Duduk aku tak jauh di sebelahnya. Ia menggeletakkan Machiavelli dalam terjemahan di meja rotan. Il Principe aku melirik judulnya. Pakaiannya rapi khas britania muda, dalam terjemahan pula. Cukup heran, karena cukup langka melihat yang macam ini dalam atmosfer sepakbola. Atau setidaknya tetap langka melihat buku itu digenggam pemuda seperempat abad, hari ini. Aku menduga-duga cukup lama akan kemana perbincangan dibawa tapi kupilih untuk ikut. Dua dan tiga teman yang lain datang melingkar kemudian, menyebar bungkus gudang garam masing-masing di atas meja dan aku bergabung dalam lingkaran. Semula perbincangan sebatas receh khas muda-mudi. Kejombloan dan seks bebas, si ini dan si itu, semester akhir dan musik di sekitar, panggung yang tiketnya makin mahal dan kesenian berbayar untuk semua. Saling lempar lelucon dan curhat colongan, asik juga ada teman ngobrol.

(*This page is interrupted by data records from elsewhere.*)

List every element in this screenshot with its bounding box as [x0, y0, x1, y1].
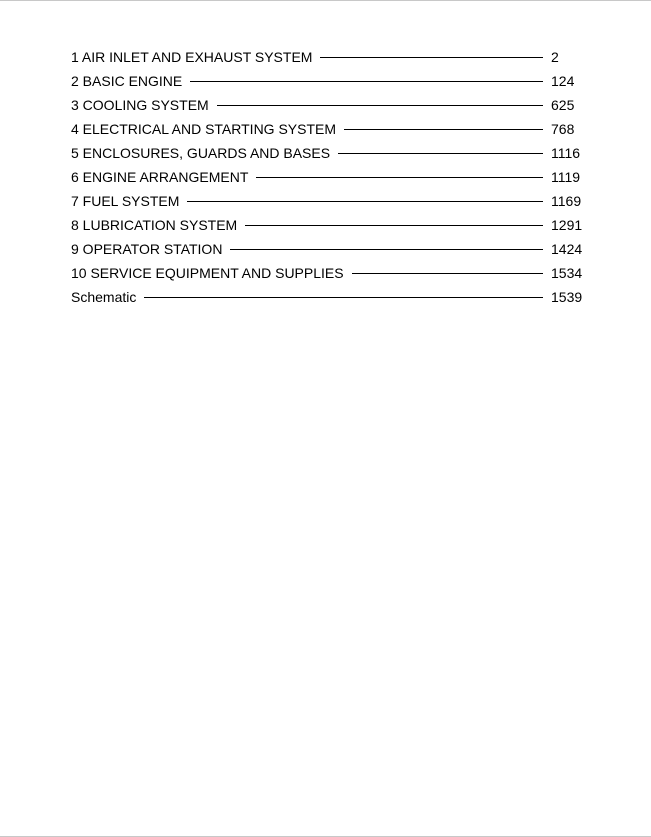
toc-entry-page: 1291	[551, 217, 583, 233]
toc-entry-page: 1119	[551, 169, 581, 185]
toc-entry-title: 6 ENGINE ARRANGEMENT	[71, 169, 249, 185]
toc-entry-title: 9 OPERATOR STATION	[71, 241, 223, 257]
toc-entry-air-inlet[interactable]	[71, 47, 583, 71]
table-of-contents	[71, 47, 583, 311]
toc-entry-fuel[interactable]	[71, 191, 583, 215]
toc-entry-page: 1534	[551, 265, 583, 281]
toc-entry-lubrication[interactable]	[71, 215, 583, 239]
toc-entry-schematic[interactable]	[71, 287, 583, 311]
toc-leader-line	[344, 129, 543, 130]
toc-entry-basic-engine[interactable]	[71, 71, 583, 95]
toc-entry-page: 1116	[551, 145, 581, 161]
toc-entry-title: Schematic	[71, 289, 137, 305]
toc-entry-title: 4 ELECTRICAL AND STARTING SYSTEM	[71, 121, 337, 137]
toc-leader-line	[217, 105, 543, 106]
toc-entry-electrical[interactable]	[71, 119, 583, 143]
toc-leader-line	[187, 201, 543, 202]
toc-entry-page: 1424	[551, 241, 583, 257]
toc-entry-title: 2 BASIC ENGINE	[71, 73, 183, 89]
toc-entry-page: 1169	[551, 193, 582, 209]
toc-leader-line	[338, 153, 543, 154]
toc-leader-line	[245, 225, 543, 226]
toc-leader-line	[230, 249, 543, 250]
toc-entry-title: 3 COOLING SYSTEM	[71, 97, 209, 113]
toc-leader-line	[256, 177, 543, 178]
toc-entry-cooling[interactable]	[71, 95, 583, 119]
toc-entry-service-equipment[interactable]	[71, 263, 583, 287]
toc-entry-page: 124	[551, 73, 575, 89]
toc-entry-title: 10 SERVICE EQUIPMENT AND SUPPLIES	[71, 265, 344, 281]
toc-entry-title: 1 AIR INLET AND EXHAUST SYSTEM	[71, 49, 313, 65]
toc-entry-title: 5 ENCLOSURES, GUARDS AND BASES	[71, 145, 331, 161]
toc-entry-page: 2	[551, 49, 559, 65]
toc-entry-enclosures[interactable]	[71, 143, 583, 167]
toc-entry-title: 8 LUBRICATION SYSTEM	[71, 217, 238, 233]
toc-leader-line	[190, 81, 543, 82]
toc-entry-engine-arrangement[interactable]	[71, 167, 583, 191]
toc-leader-line	[144, 297, 543, 298]
toc-leader-line	[352, 273, 543, 274]
toc-entry-page: 1539	[551, 289, 583, 305]
toc-entry-operator-station[interactable]	[71, 239, 583, 263]
toc-entry-page: 625	[551, 97, 575, 113]
toc-entry-page: 768	[551, 121, 575, 137]
toc-entry-title: 7 FUEL SYSTEM	[71, 193, 180, 209]
toc-leader-line	[320, 57, 543, 58]
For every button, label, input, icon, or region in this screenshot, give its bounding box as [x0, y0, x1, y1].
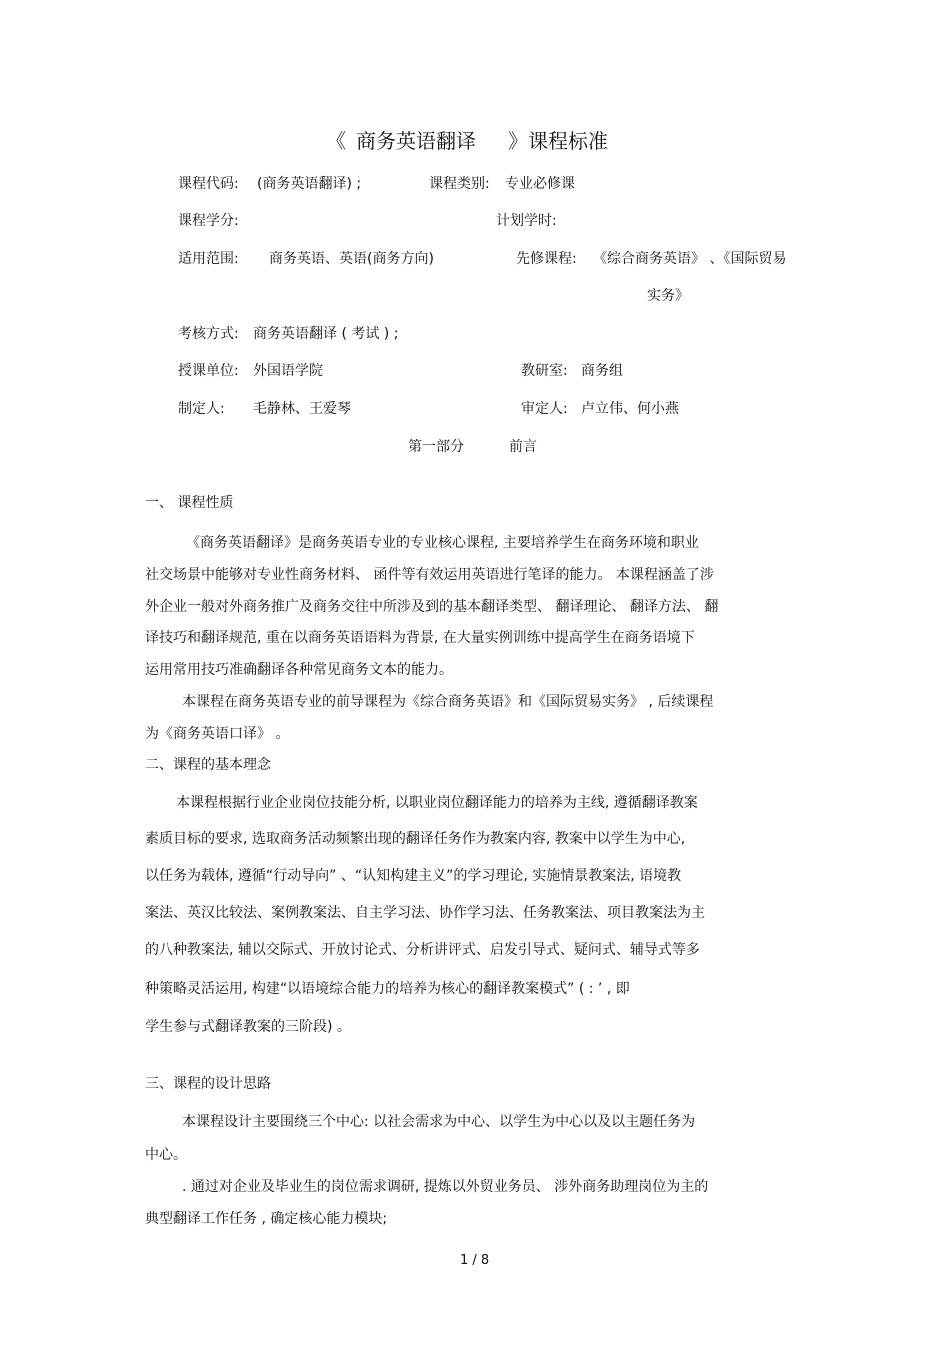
page-title: 商务英语翻译 [356, 129, 476, 153]
section-1-line: 运用常用技巧准确翻译各种常见商务文本的能力。 [145, 662, 453, 678]
reviewer-value: 卢立伟、何小燕 [581, 401, 679, 417]
hours-label: 计划学时: [496, 213, 557, 229]
office-value: 商务组 [581, 363, 623, 379]
section-2-line: 案法、英汉比较法、案例教案法、自主学习法、协作学习法、任务教案法、项目教案法为主 [145, 905, 705, 921]
section-2-line: 本课程根据行业企业岗位技能分析, 以职业岗位翻译能力的培养为主线, 遵循翻译教案 [176, 795, 698, 811]
credit-label: 课程学分: [178, 213, 239, 229]
section-2-line: 的八种教案法, 辅以交际式、开放讨论式、分析讲评式、启发引导式、疑问式、辅导式等多 [145, 942, 700, 958]
section-1-line: 本课程在商务英语专业的前导课程为《综合商务英语》和《国际贸易实务》 , 后续课程 [182, 694, 714, 710]
course-code-value: (商务英语翻译) ; [257, 176, 362, 192]
section-1-line: 外企业一般对外商务推广及商务交往中所涉及到的基本翻译类型、 翻译理论、 翻译方法、 翻 [145, 599, 719, 615]
course-type-label: 课程类别: [429, 176, 490, 192]
prereq-value-cont: 实务》 [647, 288, 689, 304]
section-3-heading: 三、课程的设计思路 [145, 1076, 271, 1092]
section-1-heading: 一、 课程性质 [145, 495, 234, 511]
part-title-number: 第一部分 [408, 439, 464, 455]
unit-value: 外国语学院 [253, 363, 323, 379]
section-3-line: 中心。 [145, 1147, 187, 1163]
assess-label: 考核方式: [178, 326, 239, 342]
scope-label: 适用范围: [178, 251, 239, 267]
course-code-label: 课程代码: [178, 176, 239, 192]
page-number: 1 / 8 [460, 1253, 490, 1268]
section-2-heading: 二、课程的基本理念 [145, 757, 271, 773]
title-open-bracket: 《 [326, 129, 346, 153]
part-title-name: 前言 [509, 439, 537, 455]
section-2-line: 素质目标的要求, 选取商务活动频繁出现的翻译任务作为教案内容, 教案中以学生为中心, [145, 831, 686, 847]
prereq-label: 先修课程: [516, 251, 577, 267]
author-value: 毛静林、王爱琴 [253, 401, 351, 417]
section-3-line: 本课程设计主要围绕三个中心: 以社会需求为中心、以学生为中心以及以主题任务为 [182, 1114, 696, 1130]
prereq-value: 《综合商务英语》 、《国际贸易 [593, 251, 787, 267]
office-label: 教研室: [521, 363, 568, 379]
unit-label: 授课单位: [178, 363, 239, 379]
title-suffix: 》课程标准 [508, 129, 608, 153]
course-type-value: 专业必修课 [505, 176, 575, 192]
author-label: 制定人: [178, 401, 225, 417]
section-1-line: 《商务英语翻译》是商务英语专业的专业核心课程, 主要培养学生在商务环境和职业 [186, 535, 699, 551]
assess-value: 商务英语翻译 ( 考试 ) ; [253, 326, 399, 342]
reviewer-label: 审定人: [521, 401, 568, 417]
scope-value: 商务英语、英语(商务方向) [269, 251, 434, 267]
section-1-line: 为《商务英语口译》 。 [145, 726, 290, 742]
section-1-line: 社交场景中能够对专业性商务材料、 函件等有效运用英语进行笔译的能力。 本课程涵盖了涉 [145, 567, 714, 583]
section-1-line: 译技巧和翻译规范, 重在以商务英语语料为背景, 在大量实例训练中提高学生在商务语境下 [145, 630, 695, 646]
section-2-line: 以任务为载体, 遵循“行动导向” 、“认知构建主义”的学习理论, 实施情景教案法, 语境教 [145, 868, 682, 884]
section-3-line: 典型翻译工作任务 , 确定核心能力模块; [145, 1211, 388, 1227]
section-2-line: 种策略灵活运用, 构建“以语境综合能力的培养为核心的翻译教案模式” ( : ’ , 即 [145, 981, 630, 997]
section-3-line: . 通过对企业及毕业生的岗位需求调研, 提炼以外贸业务员、 涉外商务助理岗位为主的 [182, 1179, 709, 1195]
section-2-line: 学生参与式翻译教案的三阶段) 。 [145, 1019, 351, 1035]
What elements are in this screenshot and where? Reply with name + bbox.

Masuk gelas kopi kedua seperti mengelupas bawang merah, lapis demi lapis obrolan kami kuliti. Machiavelli belum masuk sama sekali dalam perbincangan kami karena katanya “untuk dibaca aja, ga harus dibawa ke kehidupan nyata.” Tapi seperti kuduga, tak butuh waktu lama obrolan kami menuju sepakbola. Beberapa menjadikan sepakbola sebagai hiburan, sebuah jalan keluar dari hari-hari yang penat, yang berat, yang jika permainan sangat buruk di lapangan akan terasa mengecewakan. Sedikit bagian dari diriku setuju. Sepakbola dalam hidupku juga tentang bertemu teman-teman yang sepaham yang tidak melulu harian bertukar obrolan, ada jabat tangan dan “piye kabare” walaupun kadang aktivitas kita sudah diintip lewat sosial media. Perjumpaan semacam ini erat untukku di sepakbola, biasanya diikuti dengan saling menertawakan hidup masing-masing, menertawakan kesusahan-kesusahan sambil bersulang dan kemudian bertukar kecemasan akankah hari ini poin 3.
Beberapa yang lainnya hadir di pertandingan untuk menyaksikan laga yang diisi gelora, memimpikan permainan sepenuh hati, yang bangun lagi walaupun jatuh berkali-kali. Aku mungkin sama di porsi ini. Sepakbola pada level nasional harus dimainkan dengan rasa bangga, disaksikan berpuluh ribu pasang mata penuh harap yang menitipkan jati dirinya pada sepakbola. Melihat permainan 90 menit penuh kebingungan di lapangan sungguh menyesakkan untukku, mungkin juga untukmu. Dan sejauh kuingat karena alasan inilah aku menyelam bersama orang-orang gila lainnya di tribun selatan. Wadah yang pas untuk berteriak sekencang-kencangnya, sebising-bisingnya, lautan kertas dan kebakaran yang terus saja dulu kami lakukan. Semata untuk menyaksikan pertandingan penuh rasa bangga, di bawah sana dan di atas ini. Kebanggaanku juga kebanggaanmu.
Melibatkan ribuan orang dalam satu helatan laga rasanya kurang adil jika melihat sepakbola sebagai olahraga saja. Sepakbola tidak pernah lagi tentang 22 manusia yang beradu. Ia adalah kumpulan perjuangan, menit pertama yang dimulai harap, dan menit terakhir yang mendulang pesta, juga seumur hidup perjalanan.
Warung kopi mulai tutup ketika kami masih asik mengingat hari dulu penuh keliaran. Menyisakan kami yang masih duduk di remang sementara langit menyambut subuh. “Kalau dulu kita ga mendukung bola dengan cara-cara penuh bahaya, mungkin ga akan hebat-hebat amat cerita kita.” lontarnya sebelum kami pulang.
“Nah, Machiavelli juga akhirnya.” Kataku dalam hati.